Deux mois et demi s'étaient écoulés. Après une saison d'eaux à Vichy, où Mme Dugast, sur le conseil du docteur Laurent, avait été soigner une légère maladie de foie, suite naturelle de tant de soucis, Hélène et sa mère rentraient à la Neuville, pour y passer la fin de l'été et l'automne. Les Pierron devaient selon leur habitude venir les y rejoindre en septembre. Elles avaient retrouvé le Vert-Logis bien vide, la maison devenue trop grande, le jardin silencieux, désert presque, sous les grands marronniers et les trembles. Tout faisait sentir la disparition de l'être aimé, chaque souvenir creusait l'absence, et le voisinage bruyant de la Chesnaye, le mouvement de vie joyeuse qui emplissait le château rendaient le contraste plus sensible, plus douloureux encore.

Hélène gardait de sa visite de la veille une impression maussade ; l'oncle Marcel, d'ailleurs harcelé par les innombrables soins de l'usine qu'il dirigeait seul maintenant, était tout à son ambition nouvelle ; briguant aux élections le titre de conseiller général, il recevait à dîner le soir même une vingtaine de personnes dont l'influence pouvait lui être utile ; tante Portier, affairée, attendait avec anxiété l'arrivée de petits fours, commandés à Mantes. Yvonne et Germaine, avec de grands éclats de rire, faisaient le long des pelouses une moisson de roses dont elles chargeaient à brassées toute une escorte de jeunes gens, parmi lesquels le comte Soulier se démenait avec une ardeur d'adolescent. Il se déclarait de plus en plus, chaque jour fouetté davantage dans sa convoitise sénile. Ainsi chacun, sans souci de ce que pouvait éprouver le voisin, tournait dans son cercle d'occupations et de plaisirs.
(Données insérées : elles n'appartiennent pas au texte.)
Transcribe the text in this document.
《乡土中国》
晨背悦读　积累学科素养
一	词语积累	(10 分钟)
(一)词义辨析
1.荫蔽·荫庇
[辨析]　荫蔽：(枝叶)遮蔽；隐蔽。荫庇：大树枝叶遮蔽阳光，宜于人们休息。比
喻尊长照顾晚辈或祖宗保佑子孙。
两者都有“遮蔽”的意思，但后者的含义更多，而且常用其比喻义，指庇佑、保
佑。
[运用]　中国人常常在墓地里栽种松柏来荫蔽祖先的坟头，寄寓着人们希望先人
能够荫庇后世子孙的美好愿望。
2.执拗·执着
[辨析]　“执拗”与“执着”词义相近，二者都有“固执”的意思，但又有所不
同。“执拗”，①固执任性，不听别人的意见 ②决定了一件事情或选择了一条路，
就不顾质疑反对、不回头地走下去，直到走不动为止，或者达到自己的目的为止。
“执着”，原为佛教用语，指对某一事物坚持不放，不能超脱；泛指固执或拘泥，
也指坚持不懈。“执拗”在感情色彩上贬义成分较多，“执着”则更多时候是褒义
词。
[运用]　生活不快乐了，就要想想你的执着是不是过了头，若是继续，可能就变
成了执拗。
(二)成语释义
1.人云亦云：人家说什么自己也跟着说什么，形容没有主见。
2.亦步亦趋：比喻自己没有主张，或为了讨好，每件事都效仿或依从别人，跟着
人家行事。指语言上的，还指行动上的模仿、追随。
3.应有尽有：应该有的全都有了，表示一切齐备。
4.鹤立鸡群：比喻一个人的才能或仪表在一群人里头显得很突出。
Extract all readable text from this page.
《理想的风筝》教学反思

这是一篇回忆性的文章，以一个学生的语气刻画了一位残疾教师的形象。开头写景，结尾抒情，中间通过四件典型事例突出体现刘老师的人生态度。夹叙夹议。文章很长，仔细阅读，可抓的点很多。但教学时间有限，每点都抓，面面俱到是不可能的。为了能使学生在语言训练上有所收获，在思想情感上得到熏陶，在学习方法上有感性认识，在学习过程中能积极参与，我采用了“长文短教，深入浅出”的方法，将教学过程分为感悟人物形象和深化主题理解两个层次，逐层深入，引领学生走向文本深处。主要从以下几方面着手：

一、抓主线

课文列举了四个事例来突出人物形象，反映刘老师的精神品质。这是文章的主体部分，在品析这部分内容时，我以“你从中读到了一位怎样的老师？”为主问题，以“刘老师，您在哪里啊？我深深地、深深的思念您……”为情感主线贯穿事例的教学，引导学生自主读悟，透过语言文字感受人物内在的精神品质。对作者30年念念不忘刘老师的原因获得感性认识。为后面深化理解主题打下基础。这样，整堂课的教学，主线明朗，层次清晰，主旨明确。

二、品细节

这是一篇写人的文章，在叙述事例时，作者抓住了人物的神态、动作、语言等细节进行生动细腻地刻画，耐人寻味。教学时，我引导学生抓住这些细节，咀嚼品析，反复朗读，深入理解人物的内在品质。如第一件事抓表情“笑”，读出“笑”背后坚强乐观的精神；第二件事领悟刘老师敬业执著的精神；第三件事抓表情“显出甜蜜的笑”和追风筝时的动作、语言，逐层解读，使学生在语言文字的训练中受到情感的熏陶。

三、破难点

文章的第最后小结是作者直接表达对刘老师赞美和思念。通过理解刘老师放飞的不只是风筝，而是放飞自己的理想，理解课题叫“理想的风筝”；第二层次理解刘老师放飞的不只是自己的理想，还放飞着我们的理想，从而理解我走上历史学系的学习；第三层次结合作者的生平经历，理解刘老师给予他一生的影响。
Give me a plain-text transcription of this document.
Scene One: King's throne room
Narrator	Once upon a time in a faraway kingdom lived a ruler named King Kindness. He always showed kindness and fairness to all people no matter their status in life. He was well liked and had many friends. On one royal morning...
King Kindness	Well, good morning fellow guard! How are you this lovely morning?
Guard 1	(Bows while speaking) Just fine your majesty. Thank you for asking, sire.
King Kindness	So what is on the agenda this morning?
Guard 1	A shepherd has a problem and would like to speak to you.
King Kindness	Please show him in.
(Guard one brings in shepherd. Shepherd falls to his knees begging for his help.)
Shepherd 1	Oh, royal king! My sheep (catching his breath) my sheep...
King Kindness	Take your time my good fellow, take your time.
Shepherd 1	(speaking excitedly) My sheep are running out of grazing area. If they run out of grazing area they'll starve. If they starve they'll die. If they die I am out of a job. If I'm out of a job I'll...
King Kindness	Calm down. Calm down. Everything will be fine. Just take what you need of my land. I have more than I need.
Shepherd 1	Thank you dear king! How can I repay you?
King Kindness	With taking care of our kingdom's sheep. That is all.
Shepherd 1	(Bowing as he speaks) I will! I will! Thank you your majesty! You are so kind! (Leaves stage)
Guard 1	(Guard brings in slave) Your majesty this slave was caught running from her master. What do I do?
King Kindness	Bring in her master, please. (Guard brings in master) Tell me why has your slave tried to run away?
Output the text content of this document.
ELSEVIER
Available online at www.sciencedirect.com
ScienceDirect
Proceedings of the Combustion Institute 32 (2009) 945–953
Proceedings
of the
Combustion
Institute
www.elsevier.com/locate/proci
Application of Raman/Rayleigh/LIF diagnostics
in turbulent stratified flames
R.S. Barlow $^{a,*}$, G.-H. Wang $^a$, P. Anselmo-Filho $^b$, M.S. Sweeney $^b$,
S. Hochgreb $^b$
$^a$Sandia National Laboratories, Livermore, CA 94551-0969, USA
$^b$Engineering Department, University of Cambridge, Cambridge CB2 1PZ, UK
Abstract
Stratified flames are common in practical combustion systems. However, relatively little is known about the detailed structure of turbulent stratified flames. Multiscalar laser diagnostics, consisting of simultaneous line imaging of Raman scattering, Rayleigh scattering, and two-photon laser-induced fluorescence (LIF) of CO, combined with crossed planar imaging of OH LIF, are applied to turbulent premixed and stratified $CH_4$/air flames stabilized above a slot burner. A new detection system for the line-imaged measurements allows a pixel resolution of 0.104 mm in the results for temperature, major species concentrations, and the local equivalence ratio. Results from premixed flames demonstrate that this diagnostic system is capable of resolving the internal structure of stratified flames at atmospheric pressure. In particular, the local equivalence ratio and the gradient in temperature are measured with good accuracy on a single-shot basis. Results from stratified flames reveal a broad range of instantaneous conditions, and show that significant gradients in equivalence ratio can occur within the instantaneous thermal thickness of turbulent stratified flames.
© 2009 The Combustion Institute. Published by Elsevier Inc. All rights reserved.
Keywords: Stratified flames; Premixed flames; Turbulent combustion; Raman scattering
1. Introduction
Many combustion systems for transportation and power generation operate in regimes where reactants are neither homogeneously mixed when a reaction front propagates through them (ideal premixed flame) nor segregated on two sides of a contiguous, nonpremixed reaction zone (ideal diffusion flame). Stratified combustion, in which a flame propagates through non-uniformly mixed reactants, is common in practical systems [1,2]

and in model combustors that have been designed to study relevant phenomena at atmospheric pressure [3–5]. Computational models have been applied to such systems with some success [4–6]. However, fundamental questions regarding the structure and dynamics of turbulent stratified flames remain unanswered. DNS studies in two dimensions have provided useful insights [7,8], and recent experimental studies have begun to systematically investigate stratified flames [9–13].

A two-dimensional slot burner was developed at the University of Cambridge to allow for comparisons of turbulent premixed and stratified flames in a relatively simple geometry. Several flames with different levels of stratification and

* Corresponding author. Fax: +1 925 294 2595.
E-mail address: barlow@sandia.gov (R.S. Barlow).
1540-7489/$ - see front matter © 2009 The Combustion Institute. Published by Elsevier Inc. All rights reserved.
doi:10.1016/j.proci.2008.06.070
Elle ouvrit toute grande la fenêtre, se souvenant de cet autre matin de l'année passée où, le lendemain de son arrivée, si fière de se sentir majeure et libre, elle avait, devant l'éblouissante matinée de parfums et de soleil, aspiré longuement cette splendeur, la joie de vivre. Le clair avenir s'ouvrait alors devant elle. Depuis, que de tristesses! La mort de son père, l'existence jour à jour dévoilée dans sa petitesse et sa laideur, ses illusions mutilées… Elle mesurait la distance qu'il y a du rêve à la réalité : ses grands désirs s'étaient limités à de petites actions. A peine quelques charités, le concours de sa fortune à une œuvre bienfaisante, et toujours cette force déconcertante des événements qui la rappelait au peu qu'elle était, au peu qu'elle pouvait. Elle comprenait maintenant l'ironie du sourire fatigué de Minna quand, au retour de Brighton, devant sa vieille amie, elle laissait éclater ses aspirations crédules.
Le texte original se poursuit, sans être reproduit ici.